ANGOISSES DU LENDEMAIN


L’effet produit dans Paris par cette catastrophe fut énorme.

Ce fut un déchaînement de malédictions contre l’administration, coupable de n’avoir entouré l’opération d’aucune des précautions qu’indiquait la plus vulgaire prudence…

En dépit de toutes les dénégations, la légende se formait que, par raison d’économie, on s’était refusé à exécuter des travaux d’étayage et de soutènement que le malheureux Sir Athel avait réclamés.

— C’est un véritable assassinat, criait le Reporter. Vit-on jamais pareille incurie ! Que faisait pendant ce temps le service de la voirie ? Pourquoi n’avait-on pas convoqué les sapeurs du génie ? Comment, pour le moindre incident sur la voie publique, on n’hésite pas à mobiliser les pompiers, et cette fois, quand il s’agissait d’un travail énorme, dont évidemment un seul homme ne pouvait se charger, on avait montré une insouciance criminelle…

Puis, c’était la préfecture de la Seine qui était visée. Les sous-sols de Paris lui étaient-ils donc inconnus ? À quoi servaient des cartes et des graphiques publiés à frais énormes aux dépens des contribuables ! En étions-nous réduits une fois de plus à devenir la risée de l’Europe ?

Le Nouvelliste paraissait, encadré d’un double filet noir.

Car si Labergère était un de ses rédacteurs — sa biographie occupait trois colonnes de la première page ! — Bobby ne lui appartenait-il pas aussi, par le zèle avec lequel le journal l’avait défendu contre les inqualifiables attaques d’une presse brutale et mensongère !…

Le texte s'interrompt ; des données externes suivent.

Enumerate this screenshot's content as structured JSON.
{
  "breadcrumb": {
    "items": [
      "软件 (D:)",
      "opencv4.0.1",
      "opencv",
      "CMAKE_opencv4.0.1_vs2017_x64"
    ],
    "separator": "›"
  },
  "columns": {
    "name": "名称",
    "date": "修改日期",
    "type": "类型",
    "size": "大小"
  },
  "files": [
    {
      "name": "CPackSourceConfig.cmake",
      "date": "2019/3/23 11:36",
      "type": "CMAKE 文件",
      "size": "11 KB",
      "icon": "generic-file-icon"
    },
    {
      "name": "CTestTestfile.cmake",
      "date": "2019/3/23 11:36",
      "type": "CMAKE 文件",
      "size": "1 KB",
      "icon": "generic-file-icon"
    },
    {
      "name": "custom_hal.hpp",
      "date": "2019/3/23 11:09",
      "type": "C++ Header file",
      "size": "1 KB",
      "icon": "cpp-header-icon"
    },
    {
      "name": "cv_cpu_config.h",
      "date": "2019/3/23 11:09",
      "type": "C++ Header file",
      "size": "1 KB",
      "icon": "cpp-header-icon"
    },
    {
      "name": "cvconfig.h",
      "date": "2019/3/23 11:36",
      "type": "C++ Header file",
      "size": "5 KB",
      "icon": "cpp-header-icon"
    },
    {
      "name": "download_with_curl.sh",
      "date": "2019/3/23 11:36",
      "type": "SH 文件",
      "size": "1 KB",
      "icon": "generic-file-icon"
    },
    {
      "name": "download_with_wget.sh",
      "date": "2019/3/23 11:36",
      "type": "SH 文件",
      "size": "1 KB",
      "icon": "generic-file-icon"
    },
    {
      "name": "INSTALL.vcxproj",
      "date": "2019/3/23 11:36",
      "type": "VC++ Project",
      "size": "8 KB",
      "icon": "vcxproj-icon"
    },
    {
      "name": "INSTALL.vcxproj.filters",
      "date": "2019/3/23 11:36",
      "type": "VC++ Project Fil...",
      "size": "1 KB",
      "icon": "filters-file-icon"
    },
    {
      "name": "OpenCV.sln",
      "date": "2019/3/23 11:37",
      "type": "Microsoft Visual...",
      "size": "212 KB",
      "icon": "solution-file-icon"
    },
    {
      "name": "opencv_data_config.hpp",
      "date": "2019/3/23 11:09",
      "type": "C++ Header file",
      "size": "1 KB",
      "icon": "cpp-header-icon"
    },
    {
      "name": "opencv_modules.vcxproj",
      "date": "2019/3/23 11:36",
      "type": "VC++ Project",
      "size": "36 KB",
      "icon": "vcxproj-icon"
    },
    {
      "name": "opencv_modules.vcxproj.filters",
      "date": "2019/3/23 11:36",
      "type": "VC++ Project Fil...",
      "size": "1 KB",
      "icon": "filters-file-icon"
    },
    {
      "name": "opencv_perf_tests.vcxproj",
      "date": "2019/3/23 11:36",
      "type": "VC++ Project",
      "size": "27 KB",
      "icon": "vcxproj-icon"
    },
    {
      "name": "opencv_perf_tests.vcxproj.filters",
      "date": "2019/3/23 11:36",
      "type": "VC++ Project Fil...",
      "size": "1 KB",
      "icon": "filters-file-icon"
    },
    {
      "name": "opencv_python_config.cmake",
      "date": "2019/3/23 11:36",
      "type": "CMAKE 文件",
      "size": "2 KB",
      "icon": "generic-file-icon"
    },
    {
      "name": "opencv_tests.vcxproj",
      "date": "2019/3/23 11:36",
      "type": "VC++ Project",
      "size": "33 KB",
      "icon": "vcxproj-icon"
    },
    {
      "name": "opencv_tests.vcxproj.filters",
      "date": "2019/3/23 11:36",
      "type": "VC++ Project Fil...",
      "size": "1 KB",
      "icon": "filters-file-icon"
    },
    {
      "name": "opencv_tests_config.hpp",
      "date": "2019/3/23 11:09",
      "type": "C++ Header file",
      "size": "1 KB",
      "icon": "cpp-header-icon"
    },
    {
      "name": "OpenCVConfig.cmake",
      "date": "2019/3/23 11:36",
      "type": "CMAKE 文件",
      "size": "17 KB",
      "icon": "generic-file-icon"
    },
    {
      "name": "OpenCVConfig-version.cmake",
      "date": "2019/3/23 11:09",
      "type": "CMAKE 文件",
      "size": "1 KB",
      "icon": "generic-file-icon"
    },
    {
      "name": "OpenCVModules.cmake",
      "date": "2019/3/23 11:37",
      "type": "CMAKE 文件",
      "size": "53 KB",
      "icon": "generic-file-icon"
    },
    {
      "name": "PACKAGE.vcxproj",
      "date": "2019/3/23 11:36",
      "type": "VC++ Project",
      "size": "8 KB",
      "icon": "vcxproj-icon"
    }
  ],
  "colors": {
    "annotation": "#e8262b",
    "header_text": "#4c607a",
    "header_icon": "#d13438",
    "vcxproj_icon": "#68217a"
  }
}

En fait, tout le monde n’avait-il pas sa part de responsabilité, depuis le ministre qui avait autorisé, avec quelle facilité ! la téméraire tentative d’un homme dont la compétence n’était affirmée que par lui-même !

Et que dire de ces prétendus savants qui avaient accueilli, avec une légèreté coupable, les affirmations les plus chimériques et avaient permis qu’un homme risquât sa vie, sans les avoir soumises à aucune épreuve préalable !…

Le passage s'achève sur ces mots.